I moved to Pakistan to work for a fund that invested in renewable energy companies, and then I ended up at a solar company in India. My friend and I were in the-middle-of-nowhere India—we’d taken a plane and a train and a car to get to this place—and there was a village illuminated by solar power.
We asked, “Why is solar here but not blanketing our cities back in America?” We decided to start Solstice to work on that.
We realized the problem with access in America is that only 20 percent of Americans can put solar on their own rooftops. They’re special unicorns. The rest of us can’t because we’re renters, or condo owners, or there’s a tree covering our roof, or our roof is facing the wrong way.
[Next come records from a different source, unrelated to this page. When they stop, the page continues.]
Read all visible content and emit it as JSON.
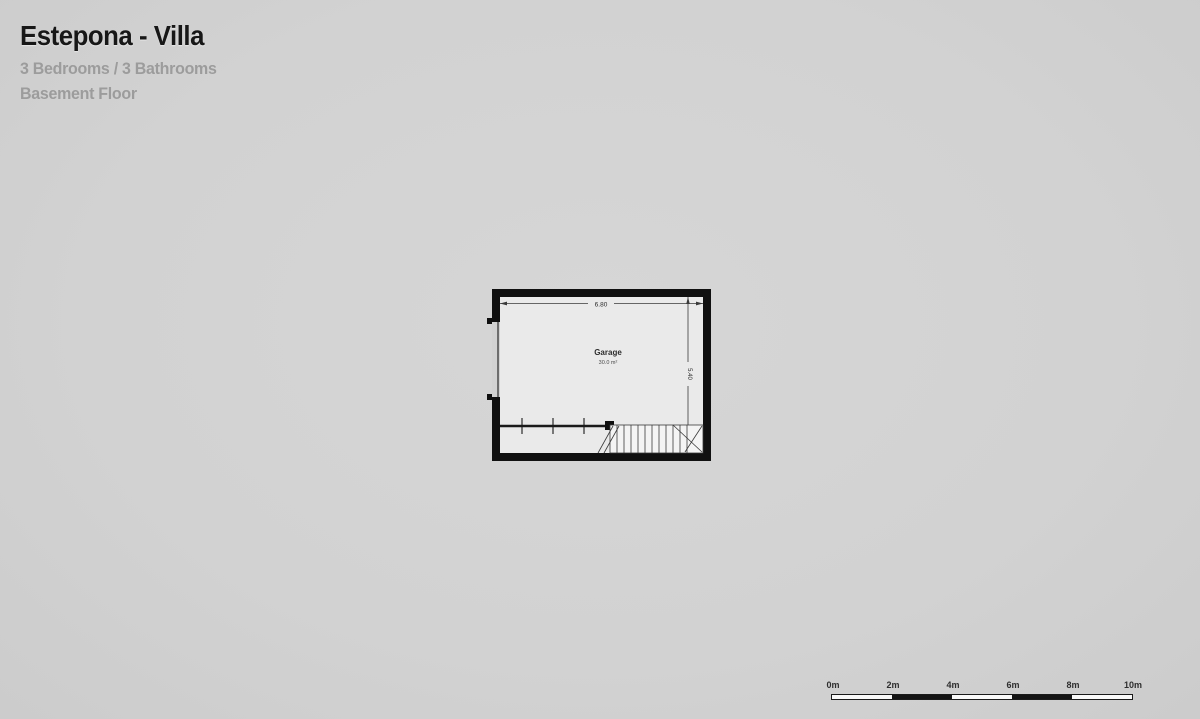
{
  "header": {
    "title": "Estepona - Villa",
    "details": "3 Bedrooms / 3 Bathrooms",
    "floor": "Basement Floor"
  },
  "floor_plan": {
    "room": {
      "name": "Garage",
      "area": "30.0 m²"
    },
    "dimensions": {
      "width": "6.80",
      "height": "5.40"
    }
  },
  "scale_bar": {
    "labels": [
      "0m",
      "2m",
      "4m",
      "6m",
      "8m",
      "10m"
    ]
  },
  "colors": {
    "background": "#d2d2d2",
    "plan_interior": "#eaeaea",
    "wall": "#111111",
    "title_text": "#171717",
    "subtitle_text": "#9c9c9c"
  }
}
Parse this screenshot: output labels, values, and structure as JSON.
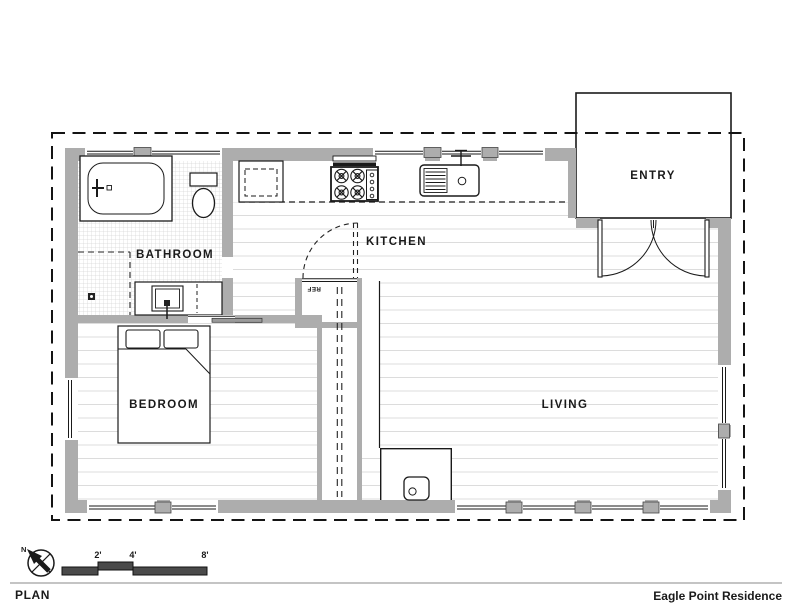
{
  "sheet": {
    "title": "PLAN",
    "project": "Eagle Point Residence"
  },
  "rooms": {
    "bathroom": "BATHROOM",
    "kitchen": "KITCHEN",
    "entry": "ENTRY",
    "bedroom": "BEDROOM",
    "living": "LIVING"
  },
  "appliances": {
    "refrigerator": "REF"
  },
  "compass": {
    "north_label": "N"
  },
  "scale_bar": {
    "ticks": [
      "2'",
      "4'",
      "8'"
    ]
  },
  "colors": {
    "paper": "#ffffff",
    "ink": "#1a1a1a",
    "wall_fill": "#adadad",
    "floor_line": "#dcdcdc",
    "tile_line": "#d6d6d6",
    "scale_bar_fill": "#4a4a4a",
    "title_rule": "#b0b0b0"
  }
}
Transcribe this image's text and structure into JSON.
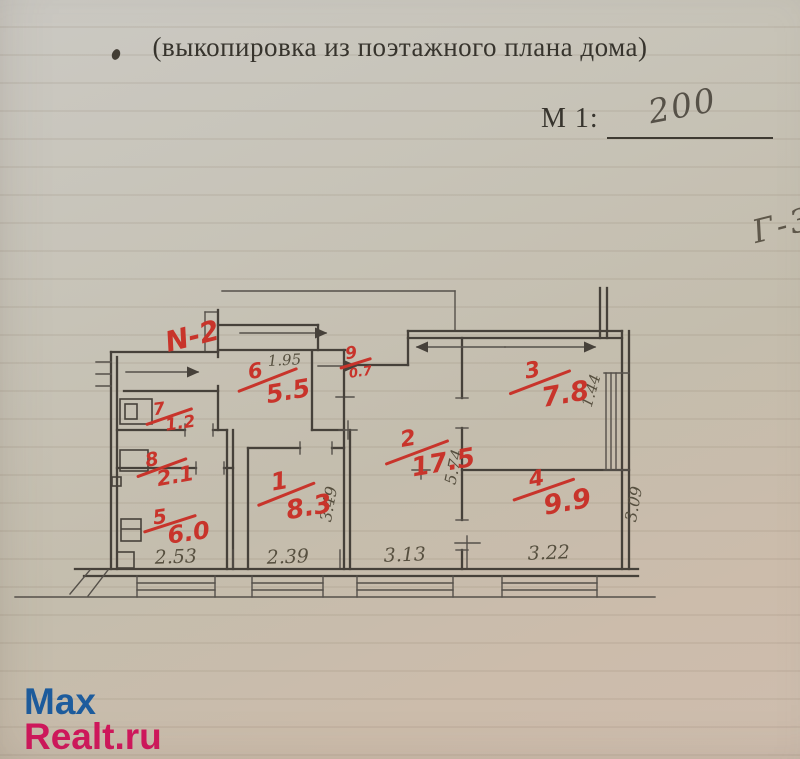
{
  "header": {
    "title": "(выкопировка из поэтажного плана дома)",
    "scale_label": "М 1:",
    "scale_value": "200",
    "corner_note": "Г-3"
  },
  "plan": {
    "apartment_label": "N-2",
    "rooms": [
      {
        "num": "1",
        "area": "8.3"
      },
      {
        "num": "2",
        "area": "17.5"
      },
      {
        "num": "3",
        "area": "7.8"
      },
      {
        "num": "4",
        "area": "9.9"
      },
      {
        "num": "5",
        "area": "6.0"
      },
      {
        "num": "6",
        "area": "5.5"
      },
      {
        "num": "7",
        "area": "1.2"
      },
      {
        "num": "8",
        "area": "2.1"
      },
      {
        "num": "9",
        "area": "0.7"
      }
    ],
    "dimensions": {
      "top_width": "1.95",
      "bottom_widths": [
        "2.53",
        "2.39",
        "3.13",
        "3.22"
      ],
      "room1_depth": "3.49",
      "hall_depth": "5.74",
      "right_window": "1.44",
      "room4_depth": "3.09"
    }
  },
  "watermark": {
    "line1": "Max",
    "line2": "Realt.ru"
  },
  "colors": {
    "red_ink": "#c8342b",
    "drawing_ink": "#46413a",
    "pencil": "#564f3f",
    "paper": "#c6c1b3",
    "watermark_blue": "#1d5c9d",
    "watermark_crimson": "#d0175c"
  }
}
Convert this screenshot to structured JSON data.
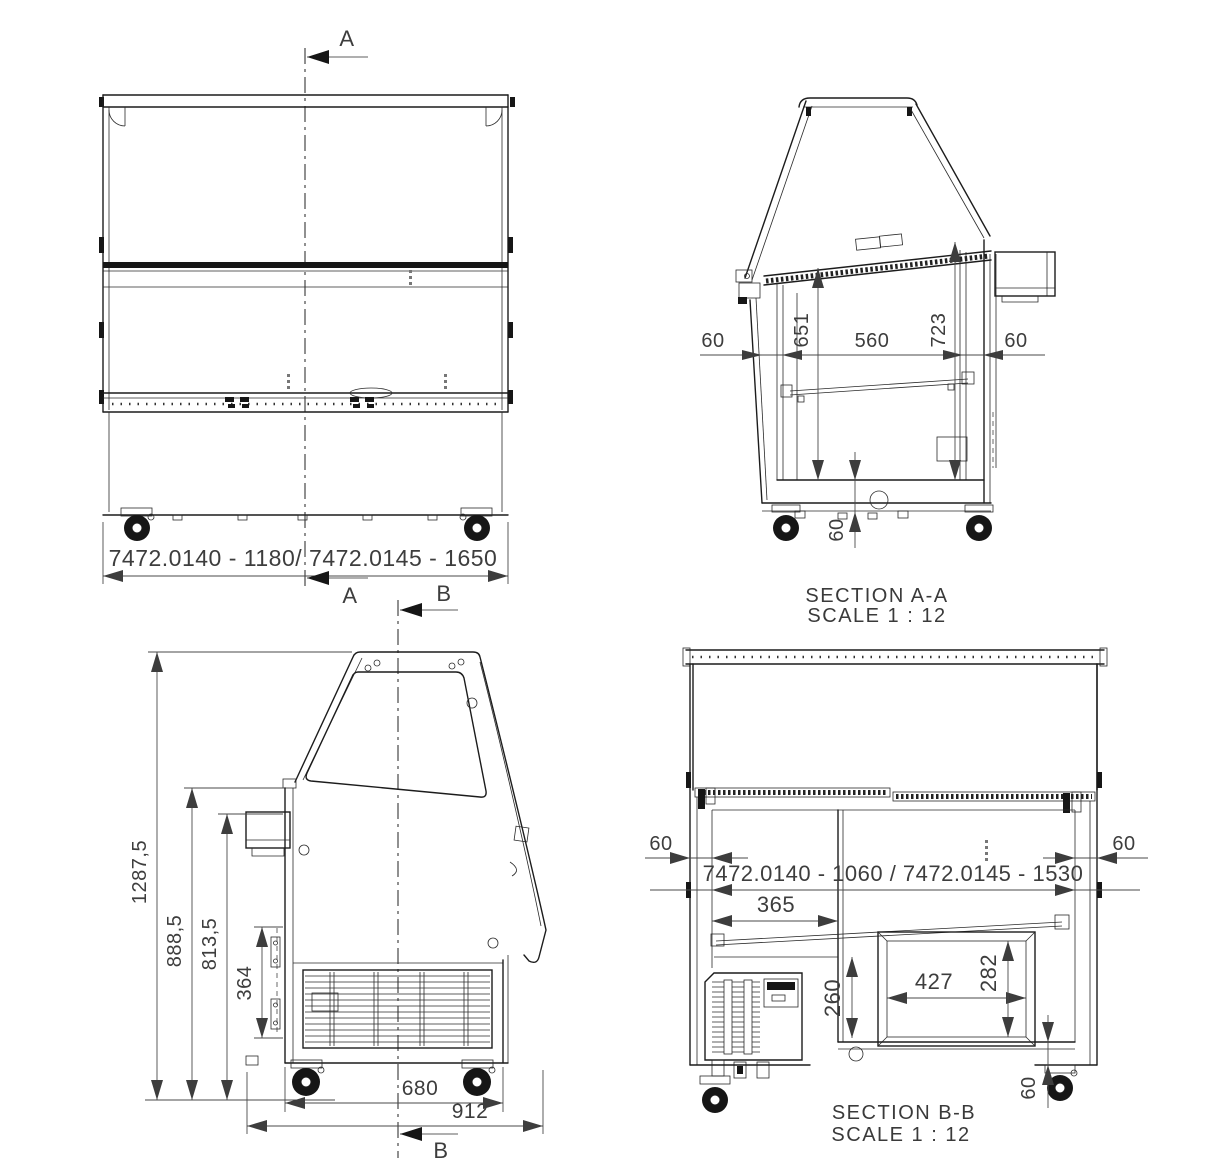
{
  "front_view": {
    "width_dim": "7472.0140  - 1180/ 7472.0145  - 1650",
    "section_a": "A",
    "section_b": "B"
  },
  "section_aa": {
    "title": "SECTION A-A",
    "scale": "SCALE 1 : 12",
    "dim_left_gap": "60",
    "dim_inner_width": "560",
    "dim_right_gap": "60",
    "dim_depth_front": "651",
    "dim_depth_back": "723",
    "dim_base_height": "60"
  },
  "side_view": {
    "section_b": "B",
    "dim_total_height": "1287,5",
    "dim_height_back": "888,5",
    "dim_height_front": "813,5",
    "dim_hinge_span": "364",
    "dim_body_depth": "680",
    "dim_total_depth": "912"
  },
  "section_bb": {
    "title": "SECTION B-B",
    "scale": "SCALE 1 : 12",
    "dim_left_gap": "60",
    "dim_right_gap": "60",
    "dim_inner_width": "7472.0140 - 1060 / 7472.0145 - 1530",
    "dim_well_width": "365",
    "dim_well_depth": "260",
    "dim_opening_width": "427",
    "dim_opening_height": "282",
    "dim_base_height": "60"
  },
  "colors": {
    "line": "#1c1c1c",
    "dimension": "#4a4a4a",
    "text": "#3d3d3d",
    "background": "#ffffff"
  }
}
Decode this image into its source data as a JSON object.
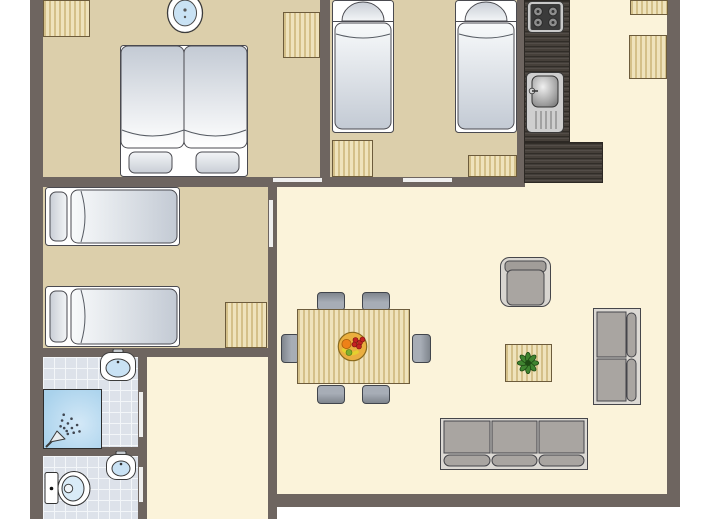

To get any type of financing for solar in this country, you need a FICO credit score of 650 or above, which 30 percent of America does not have. A FICO score doesn’t measure whether you pay your utility bills on time. It doesn’t measure whether you pay your rental bill on time. It measures if you pay your credit card bill on time. It shouldn’t outlaw you from getting solar.
Community solar offers the greatest potential for renters to finally get access to affordable clean energy. It allows households to plug in to a shared solar farm somewhere in their neighborhood—a community garden for solar. It’s cheaper than conventional energy because it allows developers to build farms as opposed to just install rooftop panels—thus achieving economies of scale.
We’re launching a prototype of an online marketplace that allows people to see what solar shares are available in their area. Right now, there’s not really something that allows people to put in their zip code and see if there’s a farm that serves them. There’s no Kayak.com for community solar. We’re trying to be the home for that kind of search.
So much of the innovation in solar has come from the supply side. Solstice is demand-side innovation. Financing for a farm doesn’t come through until you line up customers for it. If you don’t find the customers, it’s not going to get built. Solar will never be a big business until we get around these constraints that make it so 80 percent of Americans can’t access it. The number of households in America locked out of the rooftop solar market is about 90 million.
I got into government thinking less in terms of U.S. interests and more in service of a vision of the world that I think Obama tried to pursue, which was about human dignity and human rights. So much of my work on the campaign was about the fact that talent is universal but opportunity is not. I was raised by a low-income single mom who rented and struggled every month to pay the electricity bill. I knew—had seen my whole life—what a few hundred dollars in energy savings a year could do for a struggling family. We’re never going to mitigate climate change until we democratize access to clean energy.